One of the best parts of touring is that you have the opportunity to visit a lot of different places. Sometimes it doesn’t work out that I have enough time to explore (we fly in right before the show and jet out the morning after). But sometimes, we have a few hours or even a day or two to explore the area.

On my last trip out to Toronto, Canada for the Smooth Jazz Awards, I had a few hours to burn. I decided to explore the area around my hotel and I stumbled across Kariya Park, a tranquil Japanese Garden tucked away in the heart of Mississauga.

Toronto Canada | Eurolinguiste Toronto Canada | Eurolinguiste

Surrounded by skyscrapers and the bustle of a busy city, Kariya is an oasis of peace. The park was opened in 1992 to celebrate Mississauga’s twin city status with Kariya, Japan. It features gingko and sweetgum trees, a zen garden, a lake, various structures, and… cherry blossoms. I got lucky, and they were in bloom while I was there, giving me a small taste of what the cherry blossom viewing experience entails.

Toronto Canada | Eurolinguiste

A Little Bit About Japanese Gardens

Japanese gardens are called 日本庭園 nihon teien. Ornamentation is scarce and they are as much a practice in philosophy as aesthetic. Aged materials and plants are selected by designers to create an impression of ancient time or faraway place, and stepping into a traditional garden can often feel like stepping into a different world.

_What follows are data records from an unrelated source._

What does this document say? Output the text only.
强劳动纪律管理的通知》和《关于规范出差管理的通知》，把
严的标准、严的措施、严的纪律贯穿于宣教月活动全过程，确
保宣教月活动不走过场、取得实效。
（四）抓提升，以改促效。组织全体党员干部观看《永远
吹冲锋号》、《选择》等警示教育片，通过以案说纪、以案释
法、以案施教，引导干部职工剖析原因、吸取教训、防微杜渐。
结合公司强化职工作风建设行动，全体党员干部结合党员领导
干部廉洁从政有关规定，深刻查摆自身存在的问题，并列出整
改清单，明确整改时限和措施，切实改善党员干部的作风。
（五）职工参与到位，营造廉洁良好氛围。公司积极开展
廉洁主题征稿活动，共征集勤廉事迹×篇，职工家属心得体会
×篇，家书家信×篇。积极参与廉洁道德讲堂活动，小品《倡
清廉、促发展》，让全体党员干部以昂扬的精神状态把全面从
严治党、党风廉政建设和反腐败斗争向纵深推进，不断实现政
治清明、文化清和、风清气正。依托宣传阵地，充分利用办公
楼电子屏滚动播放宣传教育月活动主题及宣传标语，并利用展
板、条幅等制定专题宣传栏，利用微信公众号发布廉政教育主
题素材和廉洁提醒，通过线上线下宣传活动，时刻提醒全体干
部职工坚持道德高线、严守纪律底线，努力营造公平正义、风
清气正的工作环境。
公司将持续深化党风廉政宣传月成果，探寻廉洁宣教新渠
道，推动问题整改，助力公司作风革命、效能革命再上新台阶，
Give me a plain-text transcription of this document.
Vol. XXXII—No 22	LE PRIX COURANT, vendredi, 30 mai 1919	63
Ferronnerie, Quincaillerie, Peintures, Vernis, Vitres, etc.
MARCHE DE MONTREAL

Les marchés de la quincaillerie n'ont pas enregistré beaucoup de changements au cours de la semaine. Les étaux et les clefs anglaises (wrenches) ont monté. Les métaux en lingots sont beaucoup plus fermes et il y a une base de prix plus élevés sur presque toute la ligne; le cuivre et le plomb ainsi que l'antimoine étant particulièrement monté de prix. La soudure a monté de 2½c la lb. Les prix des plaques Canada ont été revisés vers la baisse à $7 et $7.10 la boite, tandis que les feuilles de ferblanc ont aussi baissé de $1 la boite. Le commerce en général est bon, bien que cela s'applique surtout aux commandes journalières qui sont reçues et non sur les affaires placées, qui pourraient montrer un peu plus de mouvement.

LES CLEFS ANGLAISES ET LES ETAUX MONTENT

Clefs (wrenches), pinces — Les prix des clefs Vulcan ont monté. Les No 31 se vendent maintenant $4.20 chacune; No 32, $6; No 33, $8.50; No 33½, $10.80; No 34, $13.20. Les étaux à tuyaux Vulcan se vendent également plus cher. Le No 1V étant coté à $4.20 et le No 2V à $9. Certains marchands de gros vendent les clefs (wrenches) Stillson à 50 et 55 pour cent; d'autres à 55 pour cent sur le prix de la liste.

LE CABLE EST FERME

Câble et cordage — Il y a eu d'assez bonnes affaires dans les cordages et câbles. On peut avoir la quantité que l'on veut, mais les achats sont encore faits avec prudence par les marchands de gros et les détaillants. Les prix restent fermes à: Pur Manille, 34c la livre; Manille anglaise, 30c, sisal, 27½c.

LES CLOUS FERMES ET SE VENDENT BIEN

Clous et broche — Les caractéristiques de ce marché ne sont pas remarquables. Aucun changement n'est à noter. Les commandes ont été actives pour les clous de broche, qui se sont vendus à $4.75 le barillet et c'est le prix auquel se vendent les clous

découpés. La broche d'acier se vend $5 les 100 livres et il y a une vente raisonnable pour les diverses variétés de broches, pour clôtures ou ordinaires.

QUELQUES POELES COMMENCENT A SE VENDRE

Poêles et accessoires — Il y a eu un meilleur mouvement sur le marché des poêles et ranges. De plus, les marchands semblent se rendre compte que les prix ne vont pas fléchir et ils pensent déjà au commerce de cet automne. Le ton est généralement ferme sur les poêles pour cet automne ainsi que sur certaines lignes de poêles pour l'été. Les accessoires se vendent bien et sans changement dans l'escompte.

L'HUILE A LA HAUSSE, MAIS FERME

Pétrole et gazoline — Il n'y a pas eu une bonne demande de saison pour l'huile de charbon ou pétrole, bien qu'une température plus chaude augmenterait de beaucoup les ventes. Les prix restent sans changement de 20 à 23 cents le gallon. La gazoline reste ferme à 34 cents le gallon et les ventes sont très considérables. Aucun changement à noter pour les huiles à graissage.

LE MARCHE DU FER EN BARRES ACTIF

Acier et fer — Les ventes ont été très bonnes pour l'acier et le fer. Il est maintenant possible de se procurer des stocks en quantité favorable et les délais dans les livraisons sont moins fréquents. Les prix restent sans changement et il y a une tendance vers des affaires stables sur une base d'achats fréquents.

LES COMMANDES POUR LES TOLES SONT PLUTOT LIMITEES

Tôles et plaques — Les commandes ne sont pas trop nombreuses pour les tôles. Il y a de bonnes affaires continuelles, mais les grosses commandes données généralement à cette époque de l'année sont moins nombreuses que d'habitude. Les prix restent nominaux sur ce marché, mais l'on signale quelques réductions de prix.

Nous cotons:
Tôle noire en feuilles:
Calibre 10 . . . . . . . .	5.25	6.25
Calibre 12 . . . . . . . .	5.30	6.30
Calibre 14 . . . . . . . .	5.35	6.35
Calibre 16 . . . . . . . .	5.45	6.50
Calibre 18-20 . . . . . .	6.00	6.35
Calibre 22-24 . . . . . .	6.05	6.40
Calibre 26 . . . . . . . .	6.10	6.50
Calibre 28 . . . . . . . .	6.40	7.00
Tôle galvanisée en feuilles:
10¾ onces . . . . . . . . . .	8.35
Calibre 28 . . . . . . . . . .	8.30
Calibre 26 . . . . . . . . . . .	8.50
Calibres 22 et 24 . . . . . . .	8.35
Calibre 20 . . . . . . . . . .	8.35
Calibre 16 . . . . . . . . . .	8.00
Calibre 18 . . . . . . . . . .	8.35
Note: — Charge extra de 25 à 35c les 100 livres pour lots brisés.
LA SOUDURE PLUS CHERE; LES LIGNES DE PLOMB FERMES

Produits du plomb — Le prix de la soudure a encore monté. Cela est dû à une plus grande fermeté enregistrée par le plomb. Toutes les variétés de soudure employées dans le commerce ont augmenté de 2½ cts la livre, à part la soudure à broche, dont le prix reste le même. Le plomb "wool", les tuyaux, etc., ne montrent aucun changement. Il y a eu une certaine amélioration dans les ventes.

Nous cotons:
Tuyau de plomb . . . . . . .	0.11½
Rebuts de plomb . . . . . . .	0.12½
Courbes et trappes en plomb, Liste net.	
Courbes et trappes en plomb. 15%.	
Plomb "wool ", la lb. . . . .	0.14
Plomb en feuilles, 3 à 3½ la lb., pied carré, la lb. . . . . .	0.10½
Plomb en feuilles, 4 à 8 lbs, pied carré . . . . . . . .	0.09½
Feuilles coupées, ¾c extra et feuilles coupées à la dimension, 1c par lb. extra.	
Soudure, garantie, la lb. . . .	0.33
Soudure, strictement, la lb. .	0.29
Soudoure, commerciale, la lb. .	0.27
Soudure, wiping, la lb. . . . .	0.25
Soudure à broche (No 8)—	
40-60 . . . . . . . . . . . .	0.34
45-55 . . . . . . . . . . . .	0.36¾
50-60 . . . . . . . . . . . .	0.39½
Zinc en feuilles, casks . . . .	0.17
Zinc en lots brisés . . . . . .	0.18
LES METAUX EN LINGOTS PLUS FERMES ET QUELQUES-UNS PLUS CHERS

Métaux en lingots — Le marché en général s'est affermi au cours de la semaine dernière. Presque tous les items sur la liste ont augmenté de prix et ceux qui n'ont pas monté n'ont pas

The tradition of 日本庭園 began during the Asuka period – around 538 to 710 CE. They began as pleasure gardens for emperors and other important figures, and though these gardens went through many evolutions, it wasn’t really until the Meiji period – after many of these private gardens were abandoned – that they were restored and finally opened to the public. 

Toronto Canada | Eurolinguiste Toronto Canada | Eurolinguiste

The park was peaceful, and it was a gorgeous place to relax while I mentally prepared for my performance later that evening. There were several different paths, so I took advantage with a leisurely stroll before heading back to my hotel to get ready.

Kariya Park is open to visitors seven days a week from 7am to 9pm. Winter access is limited.